98th NCSS Annual Conference
November 30-December 2, 2018
Theme: Yesterday-Today-Tomorrow: Building the Future of Social Studies
Deadline: February 26
You may propose a presentation in any of the following formats:
- Pre-Conference Clinic (3 or 6 hours)
Ticketed half-day or full-day explorations of specific topics. All clinics will be held on Thursday, November 29, prior to the main conference program.
- Session (1 hour)
Informal presentations that include opportunities for audience participation. All sessions will be presented on Friday and Saturday.
- Power session (30 minutes)
Short, focused, specific presentations that need little introduction.
- Workshop (2 hours)
A more intensive format with time for hands-on experiences.
- Poster presentation (1 hour)
An opportunity for presenters to illustrate an innovative lesson, teaching strategy, or research result. All poster presentations will be offered on Friday and Saturday.
Who we teach, what we teach, and how we teach are the bedrock issues of social studies education. Thoughtful discussion and collegial exchange devoted to these issues can only make the profession stronger. As you draft your proposal for the 2018 NCSS Annual Conference, consider how your presentation might address one or more of the conference sub-themes.
The issues of religion, class, race and gender, among others, have permeated historical study and analysis for millennia. Proposals in this area might focus on how these issues have affected who we are, what we believe, where we have been and where we are going. [history, psychology, sociology, anthropology, archaeology]
The World Around Us
Human interaction with the environment and other cultures is a key concept in social studies. Proposals might highlight interdisciplinary studies that explore geographic and environmental issues that have shaped our world. [geography, environmental studies, sociology, world cultural studies]
Staying abreast of our global society has become a social studies imperative. Proposals in this area might focus on an understanding of how governments and economic systems have changed to be able to withstand the constantly changing world. [civics and government, economics, law-related education, global studies]
Who? What? How?
Teaching has grown more complex as research and anecdotal commentary focuses on the realities in classrooms. Proposals in this area might demonstrate:
- Who? English language learners, special education students, and other student groups create unique challenges. How do educators meet their diverse needs simultaneously?

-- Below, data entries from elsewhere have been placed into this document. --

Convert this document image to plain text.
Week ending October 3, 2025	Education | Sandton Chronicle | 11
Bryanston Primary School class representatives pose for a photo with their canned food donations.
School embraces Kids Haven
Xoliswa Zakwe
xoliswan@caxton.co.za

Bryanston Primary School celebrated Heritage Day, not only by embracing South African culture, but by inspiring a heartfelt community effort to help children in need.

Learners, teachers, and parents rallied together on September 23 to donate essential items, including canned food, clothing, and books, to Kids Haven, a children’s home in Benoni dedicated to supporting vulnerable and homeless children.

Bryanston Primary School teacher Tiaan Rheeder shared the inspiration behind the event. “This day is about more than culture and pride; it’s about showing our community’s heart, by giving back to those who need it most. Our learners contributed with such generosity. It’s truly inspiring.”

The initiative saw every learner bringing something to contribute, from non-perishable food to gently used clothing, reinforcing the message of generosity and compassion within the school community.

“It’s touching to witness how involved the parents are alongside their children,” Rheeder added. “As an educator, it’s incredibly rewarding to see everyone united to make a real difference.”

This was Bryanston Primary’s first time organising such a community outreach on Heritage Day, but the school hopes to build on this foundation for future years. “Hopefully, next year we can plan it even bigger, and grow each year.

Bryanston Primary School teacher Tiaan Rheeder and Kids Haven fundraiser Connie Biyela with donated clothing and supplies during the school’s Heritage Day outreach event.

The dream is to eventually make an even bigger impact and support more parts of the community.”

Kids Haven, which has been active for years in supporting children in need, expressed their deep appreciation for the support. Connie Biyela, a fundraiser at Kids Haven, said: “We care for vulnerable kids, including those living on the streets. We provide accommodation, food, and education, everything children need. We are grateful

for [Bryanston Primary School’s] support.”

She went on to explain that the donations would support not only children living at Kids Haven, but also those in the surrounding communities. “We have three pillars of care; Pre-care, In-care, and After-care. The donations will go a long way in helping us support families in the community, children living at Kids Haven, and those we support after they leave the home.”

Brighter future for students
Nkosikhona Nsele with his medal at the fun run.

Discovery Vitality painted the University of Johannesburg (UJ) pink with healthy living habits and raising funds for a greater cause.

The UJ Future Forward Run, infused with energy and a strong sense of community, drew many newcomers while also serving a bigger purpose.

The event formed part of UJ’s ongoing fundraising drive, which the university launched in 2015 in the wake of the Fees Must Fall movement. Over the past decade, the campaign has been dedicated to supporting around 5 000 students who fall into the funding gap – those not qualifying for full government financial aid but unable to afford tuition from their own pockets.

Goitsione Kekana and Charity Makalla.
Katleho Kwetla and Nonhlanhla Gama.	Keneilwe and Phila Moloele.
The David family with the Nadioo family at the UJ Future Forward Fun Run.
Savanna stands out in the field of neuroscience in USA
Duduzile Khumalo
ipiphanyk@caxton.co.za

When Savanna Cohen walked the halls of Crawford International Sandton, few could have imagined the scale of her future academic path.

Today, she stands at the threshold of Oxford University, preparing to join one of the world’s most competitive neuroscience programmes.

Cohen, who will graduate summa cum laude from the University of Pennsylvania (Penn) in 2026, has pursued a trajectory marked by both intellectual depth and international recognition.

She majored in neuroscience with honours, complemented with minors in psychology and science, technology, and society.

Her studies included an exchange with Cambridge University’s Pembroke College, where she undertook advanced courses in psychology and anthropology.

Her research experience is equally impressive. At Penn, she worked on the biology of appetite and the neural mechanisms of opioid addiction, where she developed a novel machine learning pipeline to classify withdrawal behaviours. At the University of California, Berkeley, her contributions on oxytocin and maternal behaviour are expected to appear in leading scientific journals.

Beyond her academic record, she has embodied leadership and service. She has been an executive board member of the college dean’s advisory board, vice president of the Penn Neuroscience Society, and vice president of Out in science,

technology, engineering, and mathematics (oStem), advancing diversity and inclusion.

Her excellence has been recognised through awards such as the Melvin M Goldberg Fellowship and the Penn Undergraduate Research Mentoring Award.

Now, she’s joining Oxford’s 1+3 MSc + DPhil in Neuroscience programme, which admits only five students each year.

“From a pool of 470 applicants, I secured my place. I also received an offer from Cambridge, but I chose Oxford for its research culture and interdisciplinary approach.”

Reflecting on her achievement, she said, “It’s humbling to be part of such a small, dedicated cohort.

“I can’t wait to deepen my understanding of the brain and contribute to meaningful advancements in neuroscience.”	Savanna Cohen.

- What? How can social studies teachers balance state standards and students? How do elementary teachers fit social studies into a curriculum driven by math and reading/language arts?
- How? How can we best help the future of our profession? Practical help, advice, and mentoring are essential to firmly anchor the "newbies"--preservice teachers, novice teachers, alternative certification teachers--in the profession. How can NCSS help them develop?
[pedagogy, technology, classroom management, ELL, special education]
21st Century Skills
Proposals in this area might focus on the research, innovative methods of delivery, and technology that address the needs of students. How are you building the 21st-century skills of critical thinking and problem solving, innovation, collaboration and communication necessary for students to become tomorrow's leaders? [educational research, assessment, methodology, technology]
Before You Click Submit
Please review our tips on Writing a Winning Proposal
Historically, the acceptance rate for sessions and power sessions has been approximately 40-50 percent. For workshops, the rate has been lower, and for poster presentations higher.
Presentation slots are limited. For this reason, presenters may not appear on the program in more than two presentations.
All proposals will be reviewed blind (with no names attached) and scored by multiple reviewers. The Program Planning Committee will make its selection from the top-ranked proposals. We encourage you to volunteer to be a proposal reviewer. There is no better way to hone one’s submission skills. Remember, reviewers get a discount on conference registration!
All presenters are required to register for the conference by the advanced registration deadline (November 26, 2018). NOTE: NCSS does not reimburse conference presenters for travel or hotel expenses.
Presentation Materials and Audio-Visual Equipment
Presenters are responsible for providing any materials they plan to use or distribute in their presentation. They are also responsible for the costs of any A/V equipment needed. You will find those costs listed on the proposal form. If your proposal is accepted, NCSS will confirm your audiovisual needs and you will be billed for the options you choose.
Commercial solicitation is prohibited at all presentations. If you are representing a commercial interest, your presentation must be educational in nature. If the essential purpose of a proposal is to promote books, materials, or services for sale, it will not be accepted.
Acceptance/rejection notification will be sent via email to the primary presenters by the end of May. It is their responsibility to relay that information to all co-presenters. If you don't receive notice by the end of May, please contact firstname.lastname@example.org
Scheduling information will be sent to all participants during the summer.
The submission deadline is February 26, 2018. No proposals will be accepted after this date.